First, the idea that Bennett was arrested as part of a sinister plot hatched by Mugabe is sheer question begging. The only evidence Fletcher can advance is the theory that Mugabe is power-hungry and that Bennett’s arrest must, therefore, be related.
Second, there was an outstanding warrant for Bennett’s arrest in connection with charges brought against him in 2006 in connection with an arms cache. He had been granted bail, but fled the country. When Bennett received word he was to be appointed deputy minister of agriculture he returned to Zimbabwe from South Africa, where he had been living since 2006. At that point, he was arrested on the outstanding charge.

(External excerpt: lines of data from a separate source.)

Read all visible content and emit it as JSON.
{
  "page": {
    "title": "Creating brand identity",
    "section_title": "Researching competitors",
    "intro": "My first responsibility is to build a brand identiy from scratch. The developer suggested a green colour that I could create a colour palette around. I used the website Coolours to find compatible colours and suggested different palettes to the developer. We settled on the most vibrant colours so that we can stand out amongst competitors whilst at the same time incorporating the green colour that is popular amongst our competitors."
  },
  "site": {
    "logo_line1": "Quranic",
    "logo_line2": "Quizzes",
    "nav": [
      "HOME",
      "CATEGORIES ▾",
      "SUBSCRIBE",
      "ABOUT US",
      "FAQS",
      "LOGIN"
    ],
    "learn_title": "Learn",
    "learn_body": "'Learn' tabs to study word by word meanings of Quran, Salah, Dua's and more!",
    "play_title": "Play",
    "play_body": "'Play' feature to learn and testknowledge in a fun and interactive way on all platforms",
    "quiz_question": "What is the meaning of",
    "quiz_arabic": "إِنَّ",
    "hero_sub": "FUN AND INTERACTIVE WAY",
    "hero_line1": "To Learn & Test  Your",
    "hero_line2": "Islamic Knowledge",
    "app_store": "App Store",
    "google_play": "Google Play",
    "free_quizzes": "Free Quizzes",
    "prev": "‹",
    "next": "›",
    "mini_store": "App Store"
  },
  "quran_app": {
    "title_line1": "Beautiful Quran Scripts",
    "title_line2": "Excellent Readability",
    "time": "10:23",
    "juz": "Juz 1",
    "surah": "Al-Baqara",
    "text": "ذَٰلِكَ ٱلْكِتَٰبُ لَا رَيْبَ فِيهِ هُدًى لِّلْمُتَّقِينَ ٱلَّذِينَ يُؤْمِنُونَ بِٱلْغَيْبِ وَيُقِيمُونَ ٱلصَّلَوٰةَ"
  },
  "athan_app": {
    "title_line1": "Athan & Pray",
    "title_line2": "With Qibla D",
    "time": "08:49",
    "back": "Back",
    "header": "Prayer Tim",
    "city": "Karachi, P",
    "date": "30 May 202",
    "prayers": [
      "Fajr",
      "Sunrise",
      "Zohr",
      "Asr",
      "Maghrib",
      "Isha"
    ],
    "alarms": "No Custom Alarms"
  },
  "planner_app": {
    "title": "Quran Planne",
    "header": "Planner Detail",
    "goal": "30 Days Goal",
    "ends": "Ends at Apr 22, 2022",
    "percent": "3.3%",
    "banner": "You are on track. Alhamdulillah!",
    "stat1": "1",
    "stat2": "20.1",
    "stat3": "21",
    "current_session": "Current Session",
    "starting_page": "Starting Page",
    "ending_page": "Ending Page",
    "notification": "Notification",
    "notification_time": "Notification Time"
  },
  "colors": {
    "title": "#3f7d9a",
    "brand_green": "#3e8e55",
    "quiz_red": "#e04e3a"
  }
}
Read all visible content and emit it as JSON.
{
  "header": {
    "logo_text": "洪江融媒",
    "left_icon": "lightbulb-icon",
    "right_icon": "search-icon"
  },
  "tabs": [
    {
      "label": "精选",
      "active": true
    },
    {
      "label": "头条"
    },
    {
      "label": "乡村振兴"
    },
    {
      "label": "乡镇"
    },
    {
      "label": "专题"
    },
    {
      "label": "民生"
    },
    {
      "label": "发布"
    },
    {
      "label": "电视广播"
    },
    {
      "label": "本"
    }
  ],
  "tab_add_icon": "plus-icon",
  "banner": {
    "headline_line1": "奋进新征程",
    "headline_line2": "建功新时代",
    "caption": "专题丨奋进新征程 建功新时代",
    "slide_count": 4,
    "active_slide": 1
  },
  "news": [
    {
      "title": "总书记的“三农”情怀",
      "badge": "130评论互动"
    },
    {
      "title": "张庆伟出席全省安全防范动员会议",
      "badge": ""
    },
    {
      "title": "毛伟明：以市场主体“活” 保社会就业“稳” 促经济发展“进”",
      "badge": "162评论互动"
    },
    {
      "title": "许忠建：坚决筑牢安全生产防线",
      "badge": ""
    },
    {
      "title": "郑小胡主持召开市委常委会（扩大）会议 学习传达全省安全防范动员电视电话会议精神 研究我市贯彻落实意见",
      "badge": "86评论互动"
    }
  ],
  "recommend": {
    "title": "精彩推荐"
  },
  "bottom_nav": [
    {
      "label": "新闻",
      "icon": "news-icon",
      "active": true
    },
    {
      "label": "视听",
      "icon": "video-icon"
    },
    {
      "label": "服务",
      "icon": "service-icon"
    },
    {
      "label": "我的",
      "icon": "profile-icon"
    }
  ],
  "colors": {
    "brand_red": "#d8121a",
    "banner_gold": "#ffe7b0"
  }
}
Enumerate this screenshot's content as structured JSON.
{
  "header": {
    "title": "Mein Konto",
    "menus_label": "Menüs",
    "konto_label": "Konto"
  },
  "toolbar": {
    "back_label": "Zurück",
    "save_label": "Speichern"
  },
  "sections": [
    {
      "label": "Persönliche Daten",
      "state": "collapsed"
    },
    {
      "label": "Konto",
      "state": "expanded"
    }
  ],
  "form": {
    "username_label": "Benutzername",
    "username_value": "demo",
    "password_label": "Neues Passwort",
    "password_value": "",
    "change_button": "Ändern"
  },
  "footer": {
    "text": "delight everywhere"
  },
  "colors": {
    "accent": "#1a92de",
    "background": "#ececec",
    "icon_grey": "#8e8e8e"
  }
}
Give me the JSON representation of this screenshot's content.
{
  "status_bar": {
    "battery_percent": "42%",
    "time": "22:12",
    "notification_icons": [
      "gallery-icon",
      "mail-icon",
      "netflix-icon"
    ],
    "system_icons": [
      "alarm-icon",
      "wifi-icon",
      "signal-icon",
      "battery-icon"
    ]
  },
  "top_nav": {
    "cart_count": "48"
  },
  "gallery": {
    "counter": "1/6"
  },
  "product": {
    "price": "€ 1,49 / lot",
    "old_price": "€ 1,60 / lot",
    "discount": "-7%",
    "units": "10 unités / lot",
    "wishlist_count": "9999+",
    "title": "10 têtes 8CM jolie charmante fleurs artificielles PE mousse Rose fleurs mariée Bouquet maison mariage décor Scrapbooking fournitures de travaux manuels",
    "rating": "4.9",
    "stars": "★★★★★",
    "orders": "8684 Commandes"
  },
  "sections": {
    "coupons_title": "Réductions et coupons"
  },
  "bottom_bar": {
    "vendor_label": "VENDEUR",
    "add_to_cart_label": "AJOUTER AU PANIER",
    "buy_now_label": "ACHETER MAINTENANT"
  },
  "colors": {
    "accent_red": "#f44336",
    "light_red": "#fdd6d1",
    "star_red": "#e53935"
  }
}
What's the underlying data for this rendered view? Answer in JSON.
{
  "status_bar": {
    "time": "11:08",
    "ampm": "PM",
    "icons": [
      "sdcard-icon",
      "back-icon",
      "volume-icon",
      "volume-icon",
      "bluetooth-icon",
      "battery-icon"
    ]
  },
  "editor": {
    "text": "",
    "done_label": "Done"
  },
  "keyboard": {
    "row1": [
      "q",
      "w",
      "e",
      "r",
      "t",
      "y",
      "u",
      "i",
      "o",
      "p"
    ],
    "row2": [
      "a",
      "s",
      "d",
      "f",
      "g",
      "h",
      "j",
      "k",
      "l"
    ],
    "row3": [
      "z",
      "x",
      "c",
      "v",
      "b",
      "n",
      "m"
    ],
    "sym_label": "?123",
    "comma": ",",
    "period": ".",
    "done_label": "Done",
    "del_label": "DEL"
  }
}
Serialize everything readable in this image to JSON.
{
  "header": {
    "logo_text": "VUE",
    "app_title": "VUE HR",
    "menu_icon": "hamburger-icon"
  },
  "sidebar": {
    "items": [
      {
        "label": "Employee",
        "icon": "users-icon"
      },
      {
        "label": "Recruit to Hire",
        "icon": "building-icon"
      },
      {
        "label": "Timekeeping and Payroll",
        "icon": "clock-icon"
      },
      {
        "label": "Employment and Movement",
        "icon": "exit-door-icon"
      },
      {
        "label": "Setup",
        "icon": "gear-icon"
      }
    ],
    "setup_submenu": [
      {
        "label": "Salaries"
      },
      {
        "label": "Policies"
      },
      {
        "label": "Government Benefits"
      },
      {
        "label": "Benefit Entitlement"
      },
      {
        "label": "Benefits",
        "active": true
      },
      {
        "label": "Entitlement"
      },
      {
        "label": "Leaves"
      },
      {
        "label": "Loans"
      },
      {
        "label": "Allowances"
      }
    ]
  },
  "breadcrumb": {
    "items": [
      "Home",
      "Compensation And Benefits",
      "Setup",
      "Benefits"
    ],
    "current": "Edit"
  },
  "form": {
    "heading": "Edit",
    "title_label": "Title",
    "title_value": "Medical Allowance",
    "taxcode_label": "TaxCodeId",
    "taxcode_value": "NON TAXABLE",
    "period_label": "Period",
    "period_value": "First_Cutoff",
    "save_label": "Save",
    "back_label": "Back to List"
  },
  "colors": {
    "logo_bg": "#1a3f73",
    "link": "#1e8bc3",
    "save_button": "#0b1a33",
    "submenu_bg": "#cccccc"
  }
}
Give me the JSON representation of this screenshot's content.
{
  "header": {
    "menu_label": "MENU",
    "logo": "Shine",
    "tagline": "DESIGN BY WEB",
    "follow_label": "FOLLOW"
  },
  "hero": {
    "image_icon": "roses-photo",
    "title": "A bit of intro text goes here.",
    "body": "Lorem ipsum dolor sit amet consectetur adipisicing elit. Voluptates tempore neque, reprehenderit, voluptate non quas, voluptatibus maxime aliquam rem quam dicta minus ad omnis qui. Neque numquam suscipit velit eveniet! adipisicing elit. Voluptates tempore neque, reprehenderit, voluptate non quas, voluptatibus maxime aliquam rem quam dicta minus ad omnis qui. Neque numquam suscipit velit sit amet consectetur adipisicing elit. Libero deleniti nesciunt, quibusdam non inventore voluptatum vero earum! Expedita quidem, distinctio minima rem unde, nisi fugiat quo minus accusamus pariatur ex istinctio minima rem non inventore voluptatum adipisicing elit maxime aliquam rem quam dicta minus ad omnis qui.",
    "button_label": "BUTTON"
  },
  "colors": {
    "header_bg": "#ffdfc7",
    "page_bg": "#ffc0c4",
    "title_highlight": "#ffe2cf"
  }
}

Third, arresting a single appointee could hardly bring down the unity government, and, significantly, hasn’t.
Finally, while Bennett may indeed by innocent, we shouldn’t jump to the conclusion, as Fletcher has, that opposition members are innocent simply because they’re members of the opposition.
More troubling than Fletcher’s failure to grasp what is happening in Zimbabwe is his failure to come to terms with the question of whether it’s more important for Zimbabwe to cleave to liberal democratic forms or that it democratize its pattern of land ownership and achieve a substantive democracy, in which Zimbabwe’s political life is free from domination by outside powers. It might be said that this is a false dichotomy, but that would be to bury our heads in the sand. Much of what has happened in Zimbabwe since the late 1990s can be understood as a conflict between black nationalism and neo-colonialism. To think that any Third World country could pursue an anti-neo-colonial project with an inherited British parliamentary system without considerable conflict is naïve.
Zimbabwe’s land reform has been deeply offensive to the US, Britain and the EU. Zanu-PF’s program of economic nationalism has been no less offensive. To suppose that these powerful states have not tried to influence the political process in Zimbabwe to undermine these projects, flies in the face of mountains of evidence, including publically available US government documents, which demonstrate otherwise.
Equally shocking is that people who are ready to dismiss their critics as conspiracy theorists, put forward a conspiracy theory view of Zimbabwe that says all that has happened in the country over the last thirty years can be understood as an outcome of the thirst for power of a single man. That will get you published in the New York Times. It shouldn’t get you published in serious left-wing media.